Mais attention : toutes les erreurs ne se valent pas. Il faut cibler celles qui empêchent réellement d’avancer, et écarter les maladresses superficielles.

🔹 2. Décrire et classer les erreurs

L’erreur n’est pas qu’un résultat faux. C’est un indicateur de raisonnement.
Il s’agit donc de la catégoriser : confusion entre concepts ? mauvaise application d’une règle ? mauvaise lecture de la consigne ?
Ce classement permet de choisir la stratégie de remédiation adéquate.

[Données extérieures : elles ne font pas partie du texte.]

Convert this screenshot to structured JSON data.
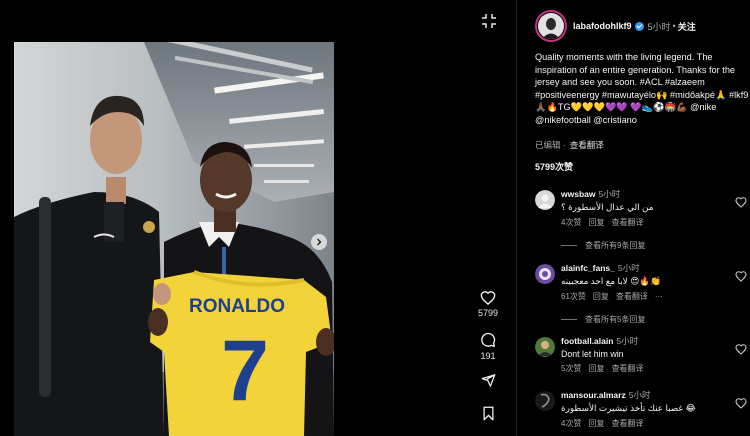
{
  "post": {
    "username": "labafodohlkf9",
    "time": "5小时",
    "separator": "•",
    "follow_label": "关注",
    "caption": "Quality moments with the living legend. The inspiration of an entire generation. Thanks for the jersey and see you soon. #ACL #alzaeem #positiveenergy #mawutayélo🙌 #midôakpé🙏 #lkf9🙏🏾🔥TG💛💛💛💜💜 💜👟⚽🏟️💪🏾 @nike @nikefootball @cristiano",
    "edited_label": "已编辑 ·",
    "translate_label": "查看翻译",
    "likes_label": "5799次赞",
    "like_count": "5799",
    "comment_count": "191",
    "jersey_name": "RONALDO",
    "jersey_number": "7"
  },
  "comments": [
    {
      "user": "wwsbaw",
      "time": "5小时",
      "text": "من الي عدال الأسطورة ؟",
      "likes": "4次赞",
      "reply": "回复",
      "translate": "查看翻译",
      "more_replies": "查看所有9条回复",
      "avatar_color": "#d8d8d8"
    },
    {
      "user": "alainfc_fans_",
      "time": "5小时",
      "text": "لابا مع احد معجبينه 😍🔥👏",
      "likes": "61次赞",
      "reply": "回复",
      "translate": "查看翻译",
      "more_label": "···",
      "more_replies": "查看所有5条回复",
      "avatar_color": "#6b4ea0"
    },
    {
      "user": "football.alain",
      "time": "5小时",
      "text": "Dont let him win",
      "likes": "5次赞",
      "reply": "回复",
      "translate": "查看翻译",
      "avatar_color": "#4f7a3a"
    },
    {
      "user": "mansour.almarz",
      "time": "5小时",
      "text": "غصبا عنك تأخذ تيشيرت الأسطورة 😂",
      "likes": "4次赞",
      "reply": "回复",
      "translate": "查看翻译",
      "avatar_color": "#1a1a1a"
    }
  ],
  "icons": {
    "expand": "expand-icon",
    "next": "chevron-right-icon",
    "like": "heart-icon",
    "comment": "comment-icon",
    "share": "paper-plane-icon",
    "save": "bookmark-icon"
  },
  "colors": {
    "background": "#000000",
    "verified": "#3897f0",
    "jersey": "#f2d43a",
    "jersey_text": "#1f3f8f"
  }
}
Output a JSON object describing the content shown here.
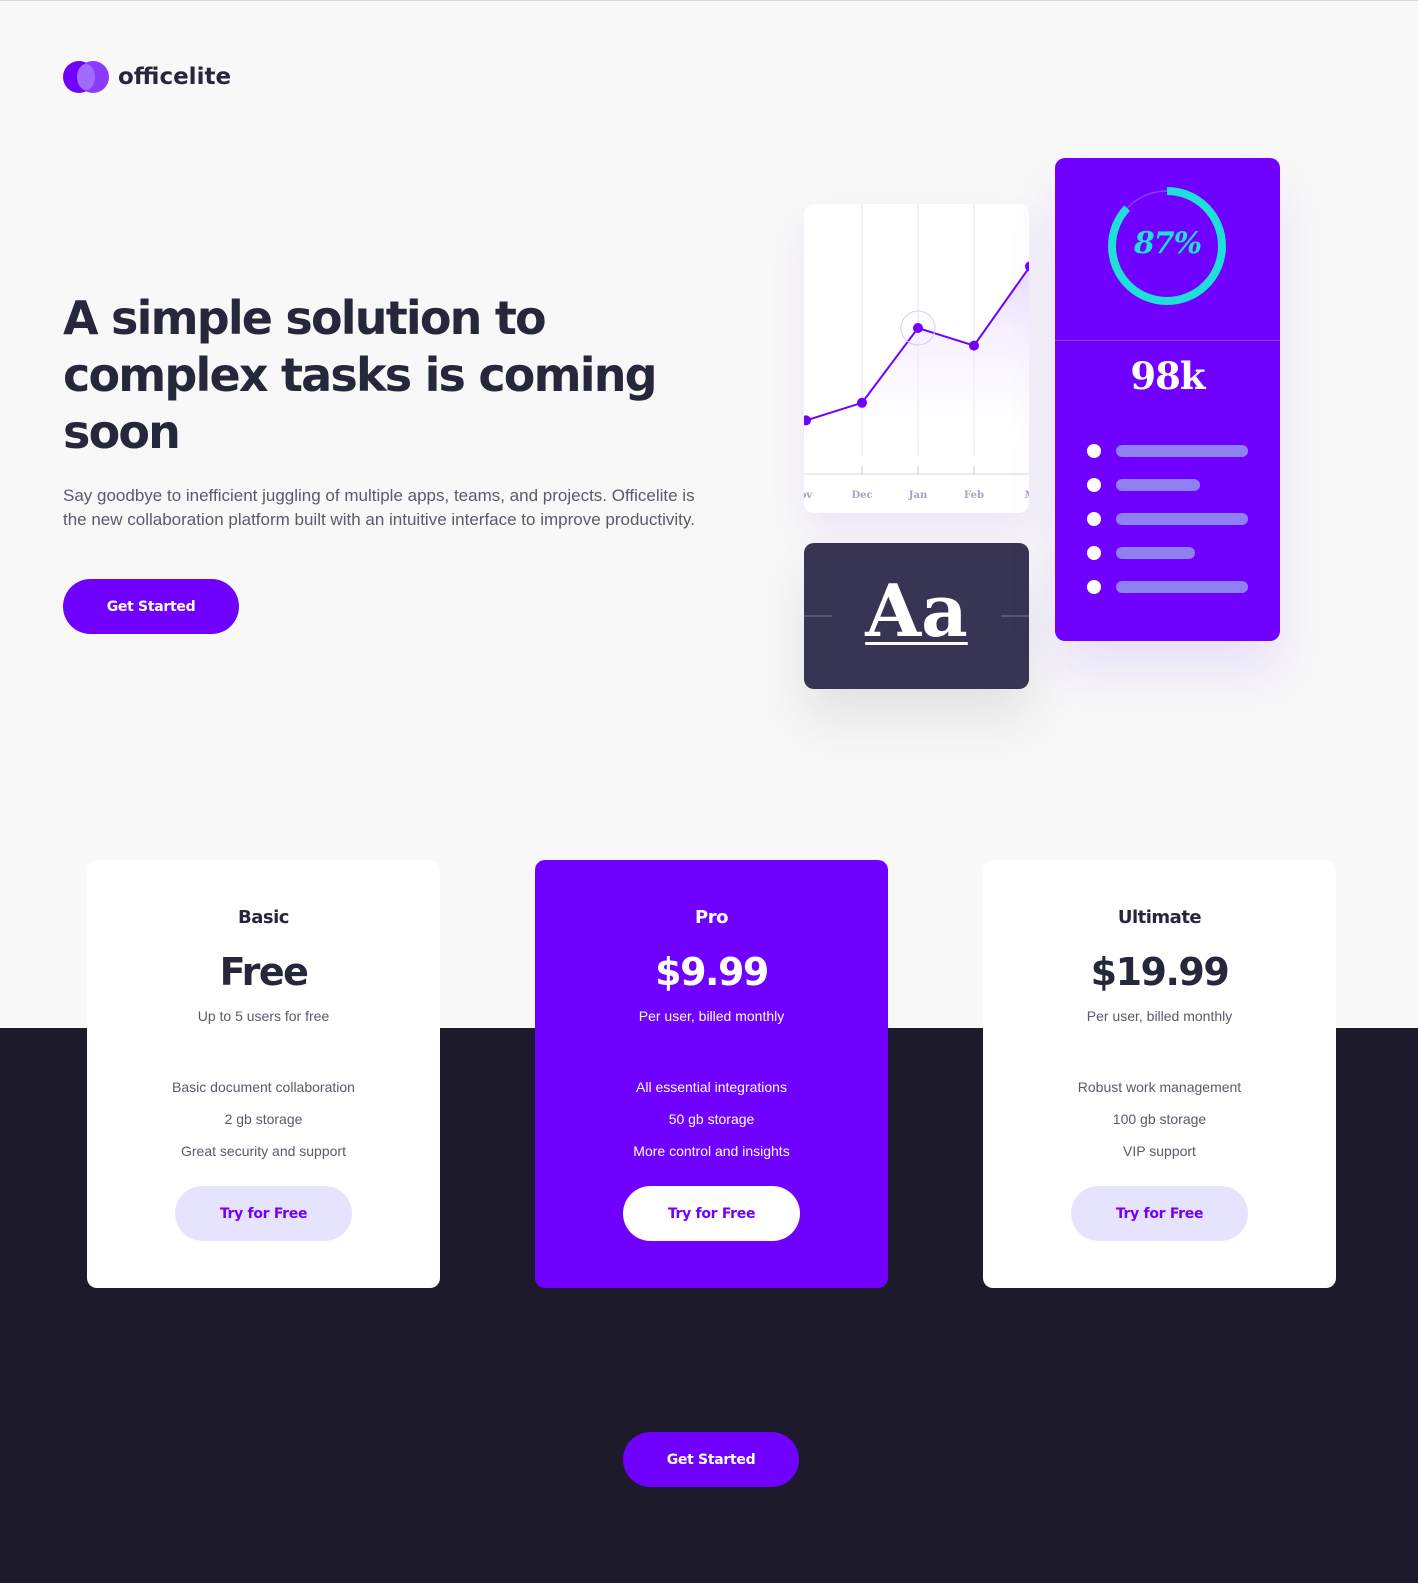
{
  "brand": {
    "name": "officelite"
  },
  "hero": {
    "title": "A simple solution to complex tasks is coming soon",
    "description": "Say goodbye to inefficient juggling of multiple apps, teams, and projects. Officelite is the new collaboration platform built with an intuitive interface to improve productivity.",
    "cta_label": "Get Started"
  },
  "illustration": {
    "chart_data": {
      "type": "line",
      "categories": [
        "Nov",
        "Dec",
        "Jan",
        "Feb",
        "Mar"
      ],
      "x_labels": [
        "ov",
        "Dec",
        "Jan",
        "Feb",
        "M"
      ],
      "values": [
        18,
        26,
        60,
        52,
        88
      ],
      "ylim": [
        0,
        100
      ],
      "highlight_index": 2
    },
    "progress": {
      "label": "87%",
      "value": 0.87
    },
    "stat_value": "98k",
    "type_sample": "Aa",
    "list_fills": [
      1.0,
      0.64,
      1.0,
      0.6,
      1.0
    ]
  },
  "plans": [
    {
      "name": "Basic",
      "price": "Free",
      "subtitle": "Up to 5 users for free",
      "features": [
        "Basic document collaboration",
        "2 gb storage",
        "Great security and support"
      ],
      "cta_label": "Try for Free"
    },
    {
      "name": "Pro",
      "price": "$9.99",
      "subtitle": "Per user, billed monthly",
      "features": [
        "All essential integrations",
        "50 gb storage",
        "More control and insights"
      ],
      "cta_label": "Try for Free"
    },
    {
      "name": "Ultimate",
      "price": "$19.99",
      "subtitle": "Per user, billed monthly",
      "features": [
        "Robust work management",
        "100 gb storage",
        "VIP support"
      ],
      "cta_label": "Try for Free"
    }
  ],
  "footer": {
    "cta_label": "Get Started"
  },
  "colors": {
    "accent": "#7000ff",
    "dark": "#25273b",
    "dark_band": "#1d1b2b",
    "light_bg": "#f8f8f8",
    "progress_ring": "#1ee0d8",
    "soft_button": "#e6e3ff",
    "list_bar": "#8f81f2"
  }
}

🔹 3. Comprendre l’origine de l’erreur

C’est le cœur du travail.
Une même erreur peut avoir des causes très différentes.
Comprendre si l’élève a mal retenu, mal interprété, ou jamais compris…
C’est là que l’entretien de remédiation prend tout son sens.

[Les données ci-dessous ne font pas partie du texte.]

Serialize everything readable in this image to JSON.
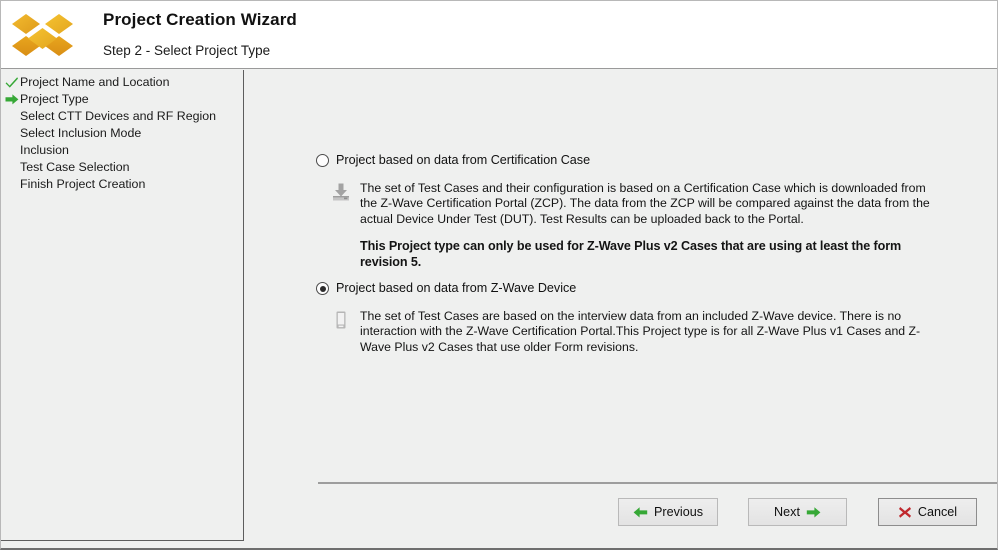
{
  "window": {
    "accent_green": "#36a836",
    "accent_red": "#c0282d",
    "logo_color_light": "#f0b429",
    "logo_color_dark": "#d99316"
  },
  "header": {
    "logo_name": "dropbox-style-diamond-logo",
    "title": "Project Creation Wizard",
    "subtitle": "Step 2 - Select Project Type"
  },
  "sidebar": {
    "steps": [
      {
        "label": "Project Name and Location",
        "state": "completed",
        "icon": "check-icon"
      },
      {
        "label": "Project Type",
        "state": "current",
        "icon": "arrow-right-icon"
      },
      {
        "label": "Select CTT Devices and RF Region",
        "state": "pending",
        "icon": "none"
      },
      {
        "label": "Select Inclusion Mode",
        "state": "pending",
        "icon": "none"
      },
      {
        "label": "Inclusion",
        "state": "pending",
        "icon": "none"
      },
      {
        "label": "Test Case Selection",
        "state": "pending",
        "icon": "none"
      },
      {
        "label": "Finish Project Creation",
        "state": "pending",
        "icon": "none"
      }
    ]
  },
  "main": {
    "options": [
      {
        "id": "certification-case",
        "title": "Project based on data from Certification Case",
        "selected": false,
        "icon": "download-icon",
        "description": "The set of Test Cases and their configuration is based on a Certification Case which is downloaded from the Z-Wave Certification Portal (ZCP). The data from the ZCP will be compared against the data from the actual Device Under Test (DUT). Test Results can be uploaded back to the Portal.",
        "note": "This Project type can only be used for Z-Wave Plus v2 Cases that are using at least the form revision 5."
      },
      {
        "id": "z-wave-device",
        "title": "Project based on data from Z-Wave Device",
        "selected": true,
        "icon": "device-icon",
        "description": "The set of Test Cases are based on the interview data from an included Z-Wave device. There is no interaction with the Z-Wave Certification Portal.This Project type is for all Z-Wave Plus v1 Cases and Z-Wave Plus v2 Cases that use older Form revisions.",
        "note": ""
      }
    ]
  },
  "footer": {
    "previous_label": "Previous",
    "next_label": "Next",
    "cancel_label": "Cancel"
  }
}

🔹 4. Mettre en place une stratégie sur mesure

La dernière étape : construire un plan de remédiation clair, court, ciblé.
Pas question de tout reprendre. Il faut viser juste, proposer une activité qui reconnecte l’élève au savoir, en l’aidant à reconstruire le sens manquant.

On peut mobiliser :
– des séances spécifiques (révision, reformulation, manipulation),
– du tutorat entre pairs,
– un travail sur les prérequis oubliés,
– ou des outils numériques pour rejouer autrement l’apprentissage.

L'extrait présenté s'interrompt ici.